The injection pulse width will be realised using the specified output settings and timings.

Changes in the Fuel Volume request are immediately applied to the output. Generally, all fuel is delivered with one injection using the specified injection timing. If e.g. due to engine acceleration the Fuel Volume request increases after the first pulse was delivered, a second injection can deliver a Makeup pulse if the timing allows for that. "

If you get to a point where you're operating at 100% IDC then the injector is held wide open for the entire engine cycle.

The cycle time (how long the engine cycle takes) can be calculated by using the formula 120/RPM, so let's say at 6000 rpm the cycle time is 120/6000 = 0.02 seconds or 20 ms. This is the entire window available for injecting fuel. If you're at 85% IDC then the pulse width supplied to the injector is 0.02 x 0.85 = 0.017 or 17 ms. If the IDC is 100% then the pulse width is the same as the cycle time - 0.02 seconds or 20 ms.
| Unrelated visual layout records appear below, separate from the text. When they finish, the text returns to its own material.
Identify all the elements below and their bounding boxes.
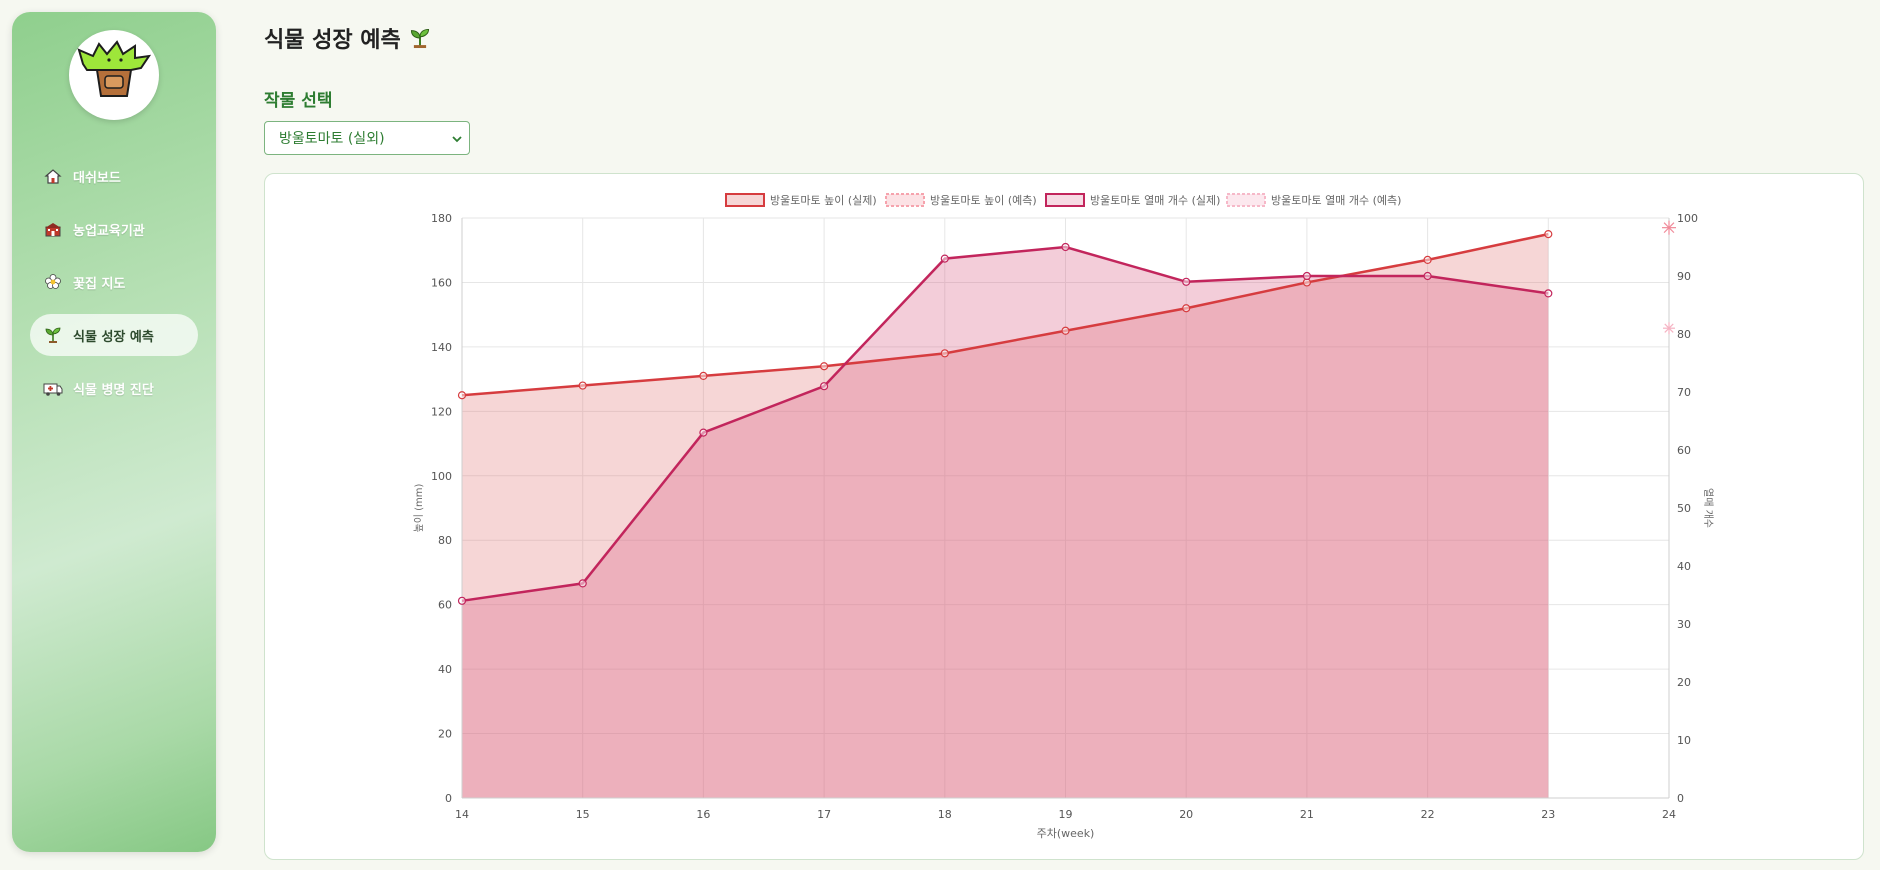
height-actual-point [940, 349, 949, 358]
legend-label: 방울토마토 높이 (실제) [770, 194, 877, 207]
fruit-count-actual-point [940, 254, 949, 263]
y2-tick-label: 20 [1677, 676, 1691, 689]
x-tick-label: 20 [1179, 808, 1193, 821]
sidebar-item-education[interactable]: 농업교육기관 [30, 208, 198, 250]
crop-select[interactable]: 방울토마토 (실외) [264, 121, 470, 155]
x-tick-label: 24 [1662, 808, 1676, 821]
sidebar-item-label: 농업교육기관 [73, 223, 145, 239]
y-tick-label: 80 [438, 534, 452, 547]
fruit-count-actual-point [819, 382, 829, 391]
y2-tick-label: 90 [1677, 270, 1691, 283]
sidebar-item-growth-prediction[interactable]: 식물 성장 예측 [30, 314, 198, 356]
sidebar-item-dashboard[interactable]: 대쉬보드 [30, 155, 198, 197]
fruit-count-actual-point [457, 596, 467, 605]
crop-select-value: 방울토마토 (실외) [279, 131, 385, 147]
legend-swatch [1045, 193, 1085, 207]
y2-tick-label: 10 [1677, 734, 1691, 747]
y2-tick-label: 100 [1677, 212, 1698, 225]
x-axis-title: 주차(week) [1037, 827, 1095, 840]
crop-select-label: 작물 선택 [264, 91, 333, 111]
height-actual-point [819, 362, 829, 371]
sprout-icon [43, 325, 63, 345]
height-actual-point [1061, 326, 1070, 335]
fruit-count-actual-point [699, 428, 708, 437]
growth-chart: 14 15 16 17 18 19 20 21 22 23 24020406080100120140… [413, 193, 1714, 840]
fruit-count-actual-point [1423, 271, 1432, 281]
school-icon [43, 219, 63, 239]
home-icon [43, 166, 63, 186]
x-tick-label: 19 [1059, 808, 1073, 821]
y-tick-label: 40 [438, 663, 452, 676]
height-predicted-point [1662, 220, 1676, 235]
legend-label: 방울토마토 높이 (예측) [930, 194, 1037, 207]
sidebar-nav: 대쉬보드 농업교육기관 꽃집 지도 식물 성장 예측 식물 병명 진단 [30, 155, 198, 420]
y2-tick-label: 80 [1677, 328, 1691, 341]
app-logo[interactable] [69, 30, 159, 120]
height-actual-point [1544, 230, 1553, 239]
flower-icon [43, 272, 63, 292]
y-tick-label: 180 [431, 212, 452, 225]
y-tick-label: 140 [431, 341, 452, 354]
legend-label: 방울토마토 열매 개수 (실제) [1090, 194, 1220, 207]
legend-swatch [885, 193, 925, 207]
height-actual-point [699, 371, 708, 380]
plant-pot-logo-icon [77, 40, 152, 97]
fruit-count-actual-point [1182, 277, 1191, 286]
y2-tick-label: 50 [1677, 502, 1691, 515]
sidebar-item-disease-diagnosis[interactable]: 식물 병명 진단 [30, 367, 198, 409]
growth-chart-card: 14 15 16 17 18 19 20 21 22 23 24 0 20 40 60 80 100 120 140… [264, 173, 1864, 860]
y-axis-title: 높이 (mm) [413, 483, 425, 532]
y2-tick-label: 60 [1677, 444, 1691, 457]
height-actual-point [1182, 304, 1191, 313]
chevron-down-icon [451, 133, 463, 149]
page-title-text: 식물 성장 예측 [264, 28, 401, 53]
legend-swatch [1226, 193, 1266, 207]
height-actual-point [457, 391, 467, 400]
page-title: 식물 성장 예측 [264, 22, 431, 54]
fruit-count-actual-point [1544, 289, 1553, 298]
x-tick-label: 14 [455, 808, 469, 821]
x-tick-label: 17 [817, 808, 831, 821]
x-tick-label: 21 [1300, 808, 1314, 821]
x-tick-label: 18 [938, 808, 952, 821]
y2-tick-label: 70 [1677, 386, 1691, 399]
sidebar: 대쉬보드 농업교육기관 꽃집 지도 식물 성장 예측 식물 병명 진단 [12, 12, 216, 852]
fruit-count-actual-point [1061, 242, 1070, 252]
sidebar-item-label: 대쉬보드 [73, 170, 121, 186]
y-tick-label: 0 [445, 792, 452, 805]
x-tick-label: 15 [576, 808, 590, 821]
y-tick-label: 20 [438, 728, 452, 741]
x-tick-label: 23 [1541, 808, 1555, 821]
y-tick-label: 120 [431, 405, 452, 418]
fruit-count-actual-point [578, 579, 587, 588]
y2-axis-title: 열매 개수 [1702, 488, 1714, 528]
height-actual-point [1423, 255, 1432, 264]
y2-tick-label: 30 [1677, 618, 1691, 631]
y2-tick-label: 40 [1677, 560, 1691, 573]
sidebar-item-label: 꽃집 지도 [73, 276, 126, 292]
legend-swatch [725, 193, 765, 207]
ambulance-icon [43, 378, 63, 398]
y-tick-label: 100 [431, 470, 452, 483]
y2-tick-label: 0 [1677, 792, 1684, 805]
sidebar-item-label: 식물 성장 예측 [73, 329, 154, 345]
legend-label: 방울토마토 열매 개수 (예측) [1271, 194, 1401, 207]
y-tick-label: 60 [438, 599, 452, 612]
sidebar-item-flower-map[interactable]: 꽃집 지도 [30, 261, 198, 303]
fruit-count-predicted-point [1663, 322, 1675, 335]
x-tick-label: 22 [1421, 808, 1435, 821]
sidebar-item-label: 식물 병명 진단 [73, 382, 154, 398]
sprout-icon [409, 27, 431, 49]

So let's say that the EOI timing is set to 0 degrees BTDC (just for a nice simple value). If you're IDC is 85% then you're using 85% of 720 degrees or 720 x 0.85 = 612 degrees. This means the injection event would begin at 612 degrees before TDC on the compression stroke and finish at 0 deg or TDC. If on the other hand you're IDC is 100% then the injection would begin and end at 0 deg TDC - Well actually it would never technically begin or end since the injector is open the entire time.

Is that clear?

It's a different deal if you're talking about a DI engine when the available cycle time is much shorter and dependent to a degree on ignition timing. In a DI engine you only really have the intake stroke plus some portion of the compression stroke available for injection.